In Groveland, Marc Godts runs one of those native-plants-only operations, Green Isle Gardens nursery. He does believe people should start weaning themselves off tropical milkweed. He’s a volunteer with FANN and the Florida Milkweed Project, which works to build up seed supplies for native milkweed.
“More and more folks are wanting to do wildlife habitat/pollinator gardens, and that’s good, but some people have a lot to learn about how to go about it,” Godts says.
He says people come into his nursery frantic because monarch caterpillars have eaten all the milkweed.
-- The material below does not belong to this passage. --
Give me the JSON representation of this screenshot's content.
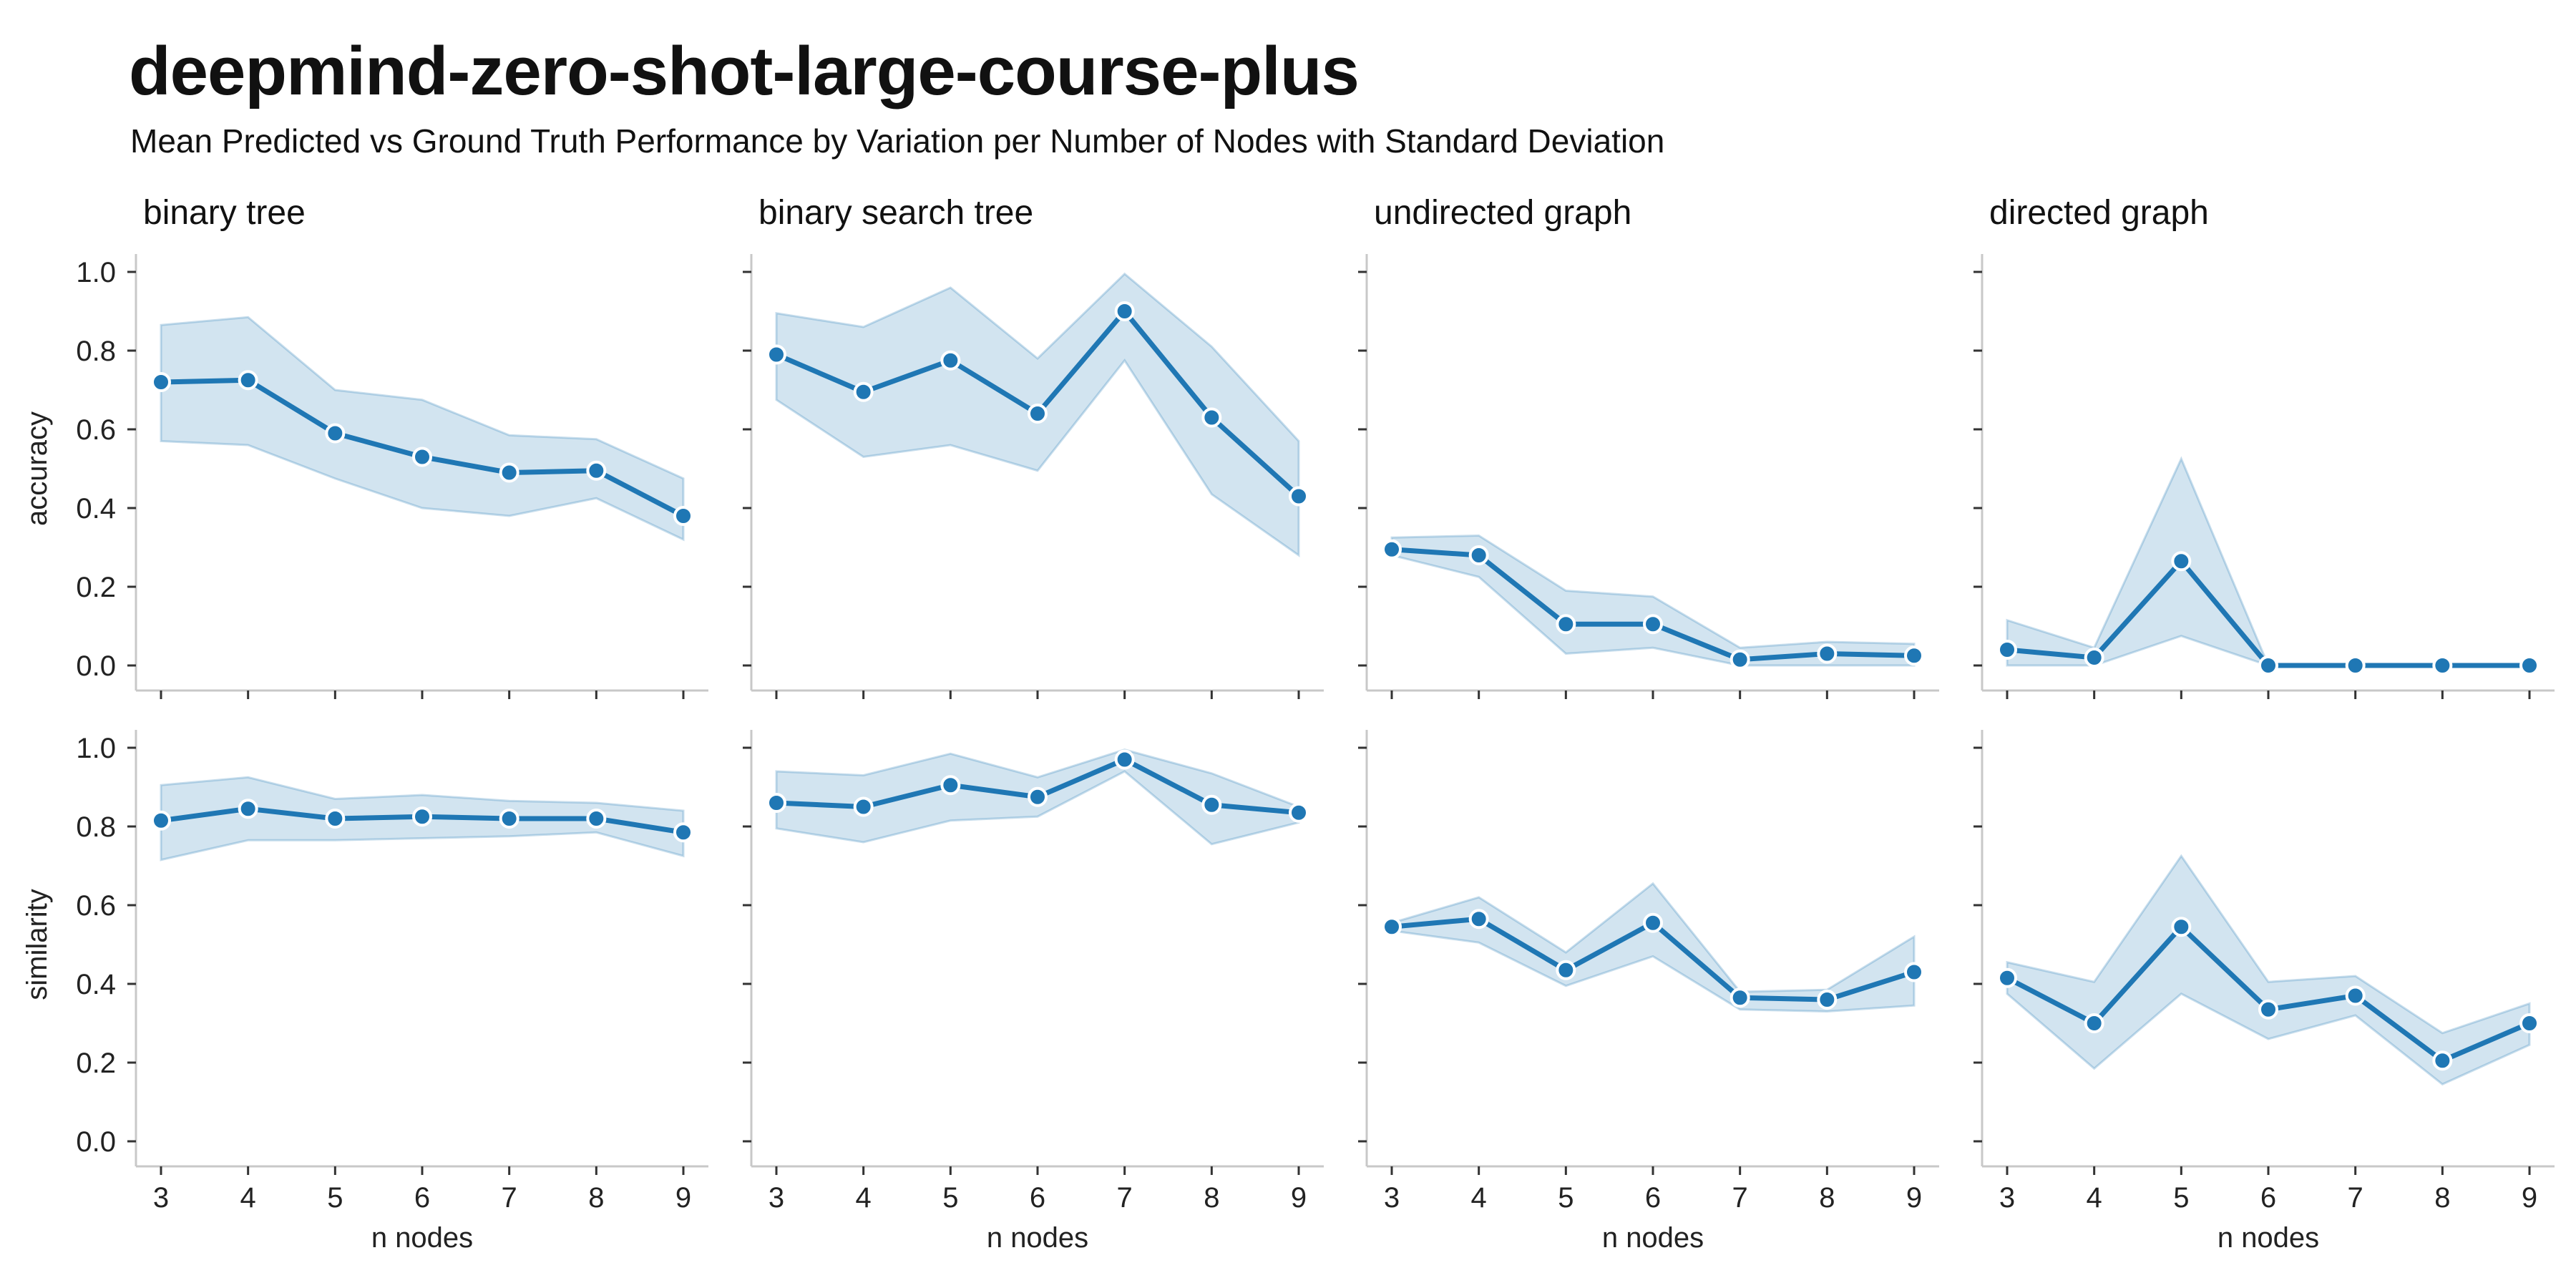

“Sometimes we don’t have any more, and I tell them, I’m sorry but that’s part of the life cycle. That’s part of the bug world,” he says.
MORE THAN MONARCHS
Pollinator gardens are about more than the monarch, of course. Bees, probably the best pollinators, can be attracted by lots of plants, notably any variety of basil herb, but especially the African blue basil. The luffa gourd vine (yes, that’s where loofah sponges come from) has flowers that bumblebees can’t resist. To attract the state butterfly, the zebra longwing, plant passion flower vines. Black swallowtails love parsley and dill. The only known host plant for the zebra swallowtail is the pawpaw tree. Pentas flowers, which are common in Florida landscaping, are great nectar plants. But be careful about where you get them.
Daniels, the UCF professor, says research has been done to determine what is on the plants sold by the big-box retailers.
“It’s all across the board. Sometimes it can be safe, but you can go back and try another and it will have chemicals and be unsafe for a period of time,” Daniels says. “Only the supplier has that information, and they probably don’t share that with the retailer.
Having a variety of plants will also help the garden look good throughout the year.
“I like native plants, but many of them don’t bloom very long and they look pretty lousy when they stop blooming,” says Jones, the Mount Dora gardener. “I live on a prominent corner and I want it to look good. So I’ve learned to mix it up.”
This article appears in Oct 17-23, 2018.